Ciência
22/03/2023 às 04:00•3 min de leitura
Victor Noir não era um santo, tampouco algum tipo de místico cujos feitos em vida tinham alguma associação com sensualidade ou sexualidade. E ele também estava bem longe de ser um garanhão ou sex symbol de seu tempo.
Noir era apenas um homem comum, um jornalista do século XIX que acabou pagando o preço por ter uma opinião muito forte e ousada em um dos períodos mais repressores da França: quando as políticas de Napoleão III eram vigentes.
Mas o que fez o túmulo de Victor Noir ser abusado ao longo dos anos?
Victor Noir. (Fonte: Wikipedia/Reprodução)
Nascido em 29 de julho de 1848, em Paris, na França, Noir se tornou um jornalista e ficou conhecido por fazer um trabalho franco e contencioso, que falava diretamente e de maneira crua sobre política, corrupção e abuso de poder — tudo o que definia o governo repressivo e injusto de Napoleão III.
Geralmente, o jornalista criticava a classe dominante e abria diálogos provocativos que, para o governo, incitava a revolta que já ardia na mente do povo. Apesar do perigo que isso oferecia, Noir não parou de utilizar suas palavras em nenhum momento, nem mesmo diante das ameaças.
Até que em 1870, o caldo entornou depois que Noir escreveu um artigo de cunho mais pessoal, denunciando o caso tórrido de amor entre um amigo próximo e a esposa de um político poderoso, aliado a Napoleão III. Esse momento foi um divisor de águas na vida do jornalista.

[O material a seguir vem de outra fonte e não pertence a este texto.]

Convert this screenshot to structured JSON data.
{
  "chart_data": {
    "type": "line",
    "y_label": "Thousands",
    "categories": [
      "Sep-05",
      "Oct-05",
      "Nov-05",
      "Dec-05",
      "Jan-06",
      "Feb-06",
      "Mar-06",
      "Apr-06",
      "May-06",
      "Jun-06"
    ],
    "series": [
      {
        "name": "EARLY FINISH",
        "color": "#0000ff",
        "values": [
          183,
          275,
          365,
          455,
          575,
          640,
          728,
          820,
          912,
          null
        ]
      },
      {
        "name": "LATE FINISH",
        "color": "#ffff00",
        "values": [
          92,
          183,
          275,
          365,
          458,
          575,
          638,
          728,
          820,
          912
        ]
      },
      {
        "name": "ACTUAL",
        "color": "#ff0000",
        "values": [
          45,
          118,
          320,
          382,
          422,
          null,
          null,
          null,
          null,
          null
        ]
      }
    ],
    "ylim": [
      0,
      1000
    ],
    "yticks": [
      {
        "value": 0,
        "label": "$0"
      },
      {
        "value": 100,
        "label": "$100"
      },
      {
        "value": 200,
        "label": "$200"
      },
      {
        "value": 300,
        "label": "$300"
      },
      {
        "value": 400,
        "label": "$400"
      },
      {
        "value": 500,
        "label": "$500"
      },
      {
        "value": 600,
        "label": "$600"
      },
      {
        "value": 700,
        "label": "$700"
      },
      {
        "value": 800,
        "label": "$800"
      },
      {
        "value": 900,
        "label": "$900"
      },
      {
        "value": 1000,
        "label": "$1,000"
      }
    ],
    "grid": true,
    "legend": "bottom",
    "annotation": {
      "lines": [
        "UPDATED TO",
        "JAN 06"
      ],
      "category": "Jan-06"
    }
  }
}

Napoleão III. (Fonte: Versailles/Reprodução)
Não é para menos que, diante da repercussão do ensaio, o jornalista foi convocado para um desafio de luta – uma prática comum para resolver os impasses entre o poderio masculino da época. Em 10 de janeiro daquele ano, Noir e o político se encontraram para um duelo, do qual o jornalista saiu com um ferimento de bala mortal, morrendo ainda no local do embate.
Sua morte causou indignação e comoção pelo mundo, colocando Noir como símbolo de resistência contra o governo e reinado tirânico de Napoleão III. Victor Noir foi enterrado em uma vila no interior da França antes de ser transferido para o Cemitério Père Lachaise, em Paris, que se tornou um local popular de peregrinação para os visitantes.
Nos anos seguintes, o jornalista já havia se tornado uma espécie de mártir contra a opressão e injustiça. No final do século XIX, seu mausoléu se tornou ponto de encontro de rebeldes, onde reuniões de células revolucionárias eram feitas.
(Fonte: Litera/Reprodução)
Aqui é a parte em que os legados de Noir se confundem. Hoje, o túmulo do jornalista se tornou popular não por representar uma voz em meio aos oprimidos no século XIX, mas porque muitas pessoas se esfregam em sua estátua na crença de que o túmulo pode realizar desejos de fertilidade.
A escultura de bronze foi criada por Jules Dalou, um renomado artista francês, quando o cadáver do jornalista foi transportado para o Cemitério Père Lachaise, em 1891, após a fundação da Terceira República Francesa. Não se sabe ao certo quando Noir se tornou um símbolo de fertilidade e satisfação sexual, apenas que isso se deve por Dalou ter optado por dar à estátua uma protuberância significativa em suas calças.
Os anos foram aumentando a lenda de que se uma mulher beijar a estátua de Noir na boca, se esfregar na protuberância em sua virilha e colocar uma flor ao seu lado, terá mais fertilidade e uma vida sexual maravilhosa. Se quiser engravidar, no entanto, é necessário tocar apenas o pé direito da estátua; e se o desejo é ter gêmeos, tocar no pé esquerdo. O mito ainda diz que tudo pode se realizar em até um ano.
(Fonte: Segredos de Paris/Reprodução)
E o desgaste nos lábios, nos sapatos e na virilha da estátua mostram que existem pessoas que levam essa ideia muito a sério. Devido a esse assédio, uma cerca foi erguida em 2004 com o aviso: “Qualquer dano causado por grafite ou fricção inapropriada resultará em penalidades”. Isso apenas serviu para enfurecer as mulheres, que demoliram a cerca.
O local também se tornou uma espécie de santuário, visto que as mulheres que alcançaram seus desejos voltam ao cemitério para expressar sua gratidão, colocando fotos de seus filhos e outros objetos ao redor do túmulo.